Se la tua mano ti è motivo di scandalo, tagliala … - Jacques Hervieux (Vangelo di Marco): Sono parole assai dure, addirittura brutali! Vi si rammenta il destino dei peccatori con immagini di morti eterne, accompagnate da orribili tormenti (verme e fuoco): esaminiamole meglio. Anzitutto evitiamo un’interpretazione letterale delle immagini utilizzate: la Chiesa non ha mai visto in questa pagina di vangelo un richiamo alla mutilazione fisica; essa vi vede, per ogni cristiano, il pressante invito al distacco da ciò che è cattivo dentro di lui per garantire la propria salvezza; ne va, in pratica, dell’esito positivo a negativo dell’ esistenza umana. Da un lato, «da vita eterna»: una vita senza fine col Cristo risorto; dall’altro: «da Geenna». Che cosa significa? L’immagine è all’origine della visione dantesca dell’inferno»: una situazione di angoscioso tormento dei peccatori induriti! La Geenna è una valle incassata, a sud del colle su cui sorge Gerusalemme: da molti anni, all’epoca di Gesù, questo luogo selvaggio serve da pubblica discarica della città. Vi si possono vedere cumuli di detriti, animali a vegetali, ogni sorta di immondezze e, durante le epidemie, anche dei cadaveri umani. Insomma, per i contemporanei di Gesù, la Geenna ricorda la meritata sorte di coloro che saranno rimasti sordi ai richiami di Dio. Questa visione raccapricciante si incontra già nel profeta Isaia: «Uscendo [dalla città] vedranno i cadaveri degli uomini che si sono ribellati contro di me [dice Dio]; poiché il loro verme non morirà, il loro fuoco non si estinguerà e saranno un orrore per tutti» (Is 66,24).

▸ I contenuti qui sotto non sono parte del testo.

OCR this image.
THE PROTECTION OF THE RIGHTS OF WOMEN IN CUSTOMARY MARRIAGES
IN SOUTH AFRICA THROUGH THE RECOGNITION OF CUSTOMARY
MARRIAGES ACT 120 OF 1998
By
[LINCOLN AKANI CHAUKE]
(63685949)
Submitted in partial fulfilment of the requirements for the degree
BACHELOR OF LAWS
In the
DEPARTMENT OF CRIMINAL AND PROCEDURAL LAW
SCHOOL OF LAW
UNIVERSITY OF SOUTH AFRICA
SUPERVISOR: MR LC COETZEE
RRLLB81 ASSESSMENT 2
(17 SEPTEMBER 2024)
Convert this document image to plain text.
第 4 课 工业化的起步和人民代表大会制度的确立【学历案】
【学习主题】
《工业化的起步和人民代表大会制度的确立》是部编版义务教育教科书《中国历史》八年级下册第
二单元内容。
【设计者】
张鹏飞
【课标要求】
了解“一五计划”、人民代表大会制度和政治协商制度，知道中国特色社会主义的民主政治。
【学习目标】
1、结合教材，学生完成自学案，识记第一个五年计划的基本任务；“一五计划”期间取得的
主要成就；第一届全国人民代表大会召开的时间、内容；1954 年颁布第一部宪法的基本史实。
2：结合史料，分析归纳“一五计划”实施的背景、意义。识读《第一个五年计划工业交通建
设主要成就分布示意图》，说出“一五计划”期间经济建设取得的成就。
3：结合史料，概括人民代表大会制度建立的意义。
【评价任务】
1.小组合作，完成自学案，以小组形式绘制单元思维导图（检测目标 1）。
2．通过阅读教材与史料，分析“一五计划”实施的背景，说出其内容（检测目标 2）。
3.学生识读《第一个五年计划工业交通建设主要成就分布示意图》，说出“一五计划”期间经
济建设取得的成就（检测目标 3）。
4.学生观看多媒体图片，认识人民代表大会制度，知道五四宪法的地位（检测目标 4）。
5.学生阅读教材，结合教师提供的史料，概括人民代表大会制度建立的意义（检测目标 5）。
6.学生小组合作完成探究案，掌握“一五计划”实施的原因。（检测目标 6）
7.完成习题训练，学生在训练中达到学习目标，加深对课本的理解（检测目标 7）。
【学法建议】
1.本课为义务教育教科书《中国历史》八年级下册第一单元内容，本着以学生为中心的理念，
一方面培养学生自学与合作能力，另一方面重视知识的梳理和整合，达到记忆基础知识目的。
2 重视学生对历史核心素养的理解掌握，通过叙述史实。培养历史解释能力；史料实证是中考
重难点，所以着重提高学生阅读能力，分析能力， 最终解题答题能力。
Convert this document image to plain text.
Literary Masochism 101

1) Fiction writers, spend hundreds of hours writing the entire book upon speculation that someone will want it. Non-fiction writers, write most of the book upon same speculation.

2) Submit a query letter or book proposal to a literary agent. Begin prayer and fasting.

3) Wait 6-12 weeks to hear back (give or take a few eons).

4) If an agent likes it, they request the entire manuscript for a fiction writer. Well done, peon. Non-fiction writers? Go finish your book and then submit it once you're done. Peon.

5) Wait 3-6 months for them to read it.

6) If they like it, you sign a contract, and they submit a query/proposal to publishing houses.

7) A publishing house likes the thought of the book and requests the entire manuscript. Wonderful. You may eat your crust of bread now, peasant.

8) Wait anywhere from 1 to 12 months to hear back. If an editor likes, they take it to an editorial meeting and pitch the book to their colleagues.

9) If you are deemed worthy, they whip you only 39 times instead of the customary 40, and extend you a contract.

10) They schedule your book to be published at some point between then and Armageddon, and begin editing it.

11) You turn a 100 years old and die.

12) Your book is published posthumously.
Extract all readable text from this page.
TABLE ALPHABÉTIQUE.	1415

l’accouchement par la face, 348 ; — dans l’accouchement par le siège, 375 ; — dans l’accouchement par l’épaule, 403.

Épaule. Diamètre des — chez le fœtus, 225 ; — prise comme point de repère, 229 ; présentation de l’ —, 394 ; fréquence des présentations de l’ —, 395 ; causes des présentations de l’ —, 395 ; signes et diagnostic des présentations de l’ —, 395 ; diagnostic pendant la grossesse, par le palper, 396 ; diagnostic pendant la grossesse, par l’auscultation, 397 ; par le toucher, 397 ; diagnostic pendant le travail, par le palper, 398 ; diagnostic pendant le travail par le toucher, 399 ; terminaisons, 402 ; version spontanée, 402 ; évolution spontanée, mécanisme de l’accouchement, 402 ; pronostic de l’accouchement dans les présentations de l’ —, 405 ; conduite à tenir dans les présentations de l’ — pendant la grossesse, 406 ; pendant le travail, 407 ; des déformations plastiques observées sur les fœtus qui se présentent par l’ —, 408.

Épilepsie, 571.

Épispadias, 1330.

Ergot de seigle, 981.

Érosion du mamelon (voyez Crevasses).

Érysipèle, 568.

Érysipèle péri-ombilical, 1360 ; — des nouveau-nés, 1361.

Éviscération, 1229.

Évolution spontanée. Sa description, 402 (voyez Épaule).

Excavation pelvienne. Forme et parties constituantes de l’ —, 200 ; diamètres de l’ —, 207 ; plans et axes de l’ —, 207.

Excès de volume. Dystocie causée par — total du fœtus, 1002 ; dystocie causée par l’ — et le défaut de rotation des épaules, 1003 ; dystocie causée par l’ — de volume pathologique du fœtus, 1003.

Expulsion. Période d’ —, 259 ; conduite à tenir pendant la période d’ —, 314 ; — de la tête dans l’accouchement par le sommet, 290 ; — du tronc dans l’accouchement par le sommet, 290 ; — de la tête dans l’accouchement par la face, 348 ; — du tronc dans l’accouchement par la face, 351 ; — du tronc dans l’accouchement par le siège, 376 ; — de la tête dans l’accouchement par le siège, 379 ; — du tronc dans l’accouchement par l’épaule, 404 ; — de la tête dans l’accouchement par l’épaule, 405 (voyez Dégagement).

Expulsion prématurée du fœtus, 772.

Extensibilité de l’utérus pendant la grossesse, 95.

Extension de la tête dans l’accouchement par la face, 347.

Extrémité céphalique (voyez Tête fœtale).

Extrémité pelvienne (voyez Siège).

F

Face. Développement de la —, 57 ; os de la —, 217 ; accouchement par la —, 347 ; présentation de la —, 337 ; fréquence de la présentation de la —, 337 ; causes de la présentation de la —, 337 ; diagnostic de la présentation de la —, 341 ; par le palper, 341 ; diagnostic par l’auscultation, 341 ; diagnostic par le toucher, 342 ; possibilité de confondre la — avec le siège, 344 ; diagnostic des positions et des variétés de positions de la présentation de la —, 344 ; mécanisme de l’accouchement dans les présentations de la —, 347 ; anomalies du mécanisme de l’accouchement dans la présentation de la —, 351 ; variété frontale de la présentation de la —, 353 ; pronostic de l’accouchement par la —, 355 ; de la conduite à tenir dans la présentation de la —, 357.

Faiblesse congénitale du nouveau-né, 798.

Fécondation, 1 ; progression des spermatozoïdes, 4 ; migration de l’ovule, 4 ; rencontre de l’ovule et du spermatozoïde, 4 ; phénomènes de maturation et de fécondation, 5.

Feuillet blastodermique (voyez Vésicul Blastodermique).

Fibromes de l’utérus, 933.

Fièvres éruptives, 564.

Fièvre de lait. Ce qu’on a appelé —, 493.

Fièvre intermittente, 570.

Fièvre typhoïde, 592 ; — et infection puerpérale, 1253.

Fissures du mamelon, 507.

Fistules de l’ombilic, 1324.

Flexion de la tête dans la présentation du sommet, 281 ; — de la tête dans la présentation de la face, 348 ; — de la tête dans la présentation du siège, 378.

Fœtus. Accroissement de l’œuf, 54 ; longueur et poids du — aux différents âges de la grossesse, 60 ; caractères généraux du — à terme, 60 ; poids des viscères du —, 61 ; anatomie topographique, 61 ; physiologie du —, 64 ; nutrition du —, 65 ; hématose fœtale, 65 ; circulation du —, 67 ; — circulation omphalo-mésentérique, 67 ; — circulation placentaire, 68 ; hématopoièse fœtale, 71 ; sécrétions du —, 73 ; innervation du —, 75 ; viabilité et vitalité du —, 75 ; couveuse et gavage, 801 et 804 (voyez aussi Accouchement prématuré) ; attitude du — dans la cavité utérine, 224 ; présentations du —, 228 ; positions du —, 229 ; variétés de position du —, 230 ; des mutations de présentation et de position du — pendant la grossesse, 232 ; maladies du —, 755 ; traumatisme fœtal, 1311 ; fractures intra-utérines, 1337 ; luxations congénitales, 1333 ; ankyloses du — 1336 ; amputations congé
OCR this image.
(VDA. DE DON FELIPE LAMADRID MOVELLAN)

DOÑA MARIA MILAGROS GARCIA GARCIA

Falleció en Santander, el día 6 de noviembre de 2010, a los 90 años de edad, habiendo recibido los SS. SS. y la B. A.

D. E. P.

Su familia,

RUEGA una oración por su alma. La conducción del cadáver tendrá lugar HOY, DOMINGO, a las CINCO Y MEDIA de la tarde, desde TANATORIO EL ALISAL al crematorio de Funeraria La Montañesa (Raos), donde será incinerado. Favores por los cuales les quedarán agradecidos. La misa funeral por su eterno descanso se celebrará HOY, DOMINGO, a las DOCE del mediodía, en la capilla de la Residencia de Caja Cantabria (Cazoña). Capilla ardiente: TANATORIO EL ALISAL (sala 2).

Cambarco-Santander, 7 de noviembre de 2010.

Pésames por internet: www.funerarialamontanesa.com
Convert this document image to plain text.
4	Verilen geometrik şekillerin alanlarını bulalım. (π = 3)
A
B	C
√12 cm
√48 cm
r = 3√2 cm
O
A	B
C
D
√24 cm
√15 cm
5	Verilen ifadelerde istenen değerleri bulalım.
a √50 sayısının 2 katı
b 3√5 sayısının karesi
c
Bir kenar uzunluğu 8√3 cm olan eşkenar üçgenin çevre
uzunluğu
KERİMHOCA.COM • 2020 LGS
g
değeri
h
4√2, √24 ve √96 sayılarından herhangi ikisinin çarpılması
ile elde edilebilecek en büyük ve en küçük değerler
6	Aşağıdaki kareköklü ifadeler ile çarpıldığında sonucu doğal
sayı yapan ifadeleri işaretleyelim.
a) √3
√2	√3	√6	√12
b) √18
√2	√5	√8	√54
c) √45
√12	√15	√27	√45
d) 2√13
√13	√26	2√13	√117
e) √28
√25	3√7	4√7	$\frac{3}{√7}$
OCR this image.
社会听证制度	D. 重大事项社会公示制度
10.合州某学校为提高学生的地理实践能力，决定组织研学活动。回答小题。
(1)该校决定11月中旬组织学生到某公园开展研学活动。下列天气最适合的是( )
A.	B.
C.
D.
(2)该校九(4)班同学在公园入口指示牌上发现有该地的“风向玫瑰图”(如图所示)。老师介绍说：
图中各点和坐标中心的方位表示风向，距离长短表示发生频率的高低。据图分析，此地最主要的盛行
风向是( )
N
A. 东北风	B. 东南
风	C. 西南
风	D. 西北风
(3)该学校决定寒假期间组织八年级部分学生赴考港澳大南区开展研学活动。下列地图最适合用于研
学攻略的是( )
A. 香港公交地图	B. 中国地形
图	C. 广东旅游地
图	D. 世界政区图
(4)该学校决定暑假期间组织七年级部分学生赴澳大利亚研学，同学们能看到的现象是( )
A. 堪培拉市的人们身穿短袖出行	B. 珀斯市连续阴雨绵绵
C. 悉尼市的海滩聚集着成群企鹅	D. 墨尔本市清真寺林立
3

Questa visione di orrore ha potentemente stimolato le fantasie. Soprattutto a partire dai tempi di Dante Alighieri (1265-1321) l’inferno e il suo terribile fuoco sono passati, presso molta gente, dal semplice simbolo a una realtà insopportabile. E quindi necessario ristabilire la verità. Pur nella loro esasperazione, le immagini bibliche intendono esporre un concetto elementare: la giustizia di Dio punirà coloro che si saranno ostinatamente chiusi al suo amore; essi si ritroveranno privati della comunione divina, separati dal Cristo e dai santi. Benché se ne parli nella Scrittura, l’inferno rimane per noi una realtà misteriosa.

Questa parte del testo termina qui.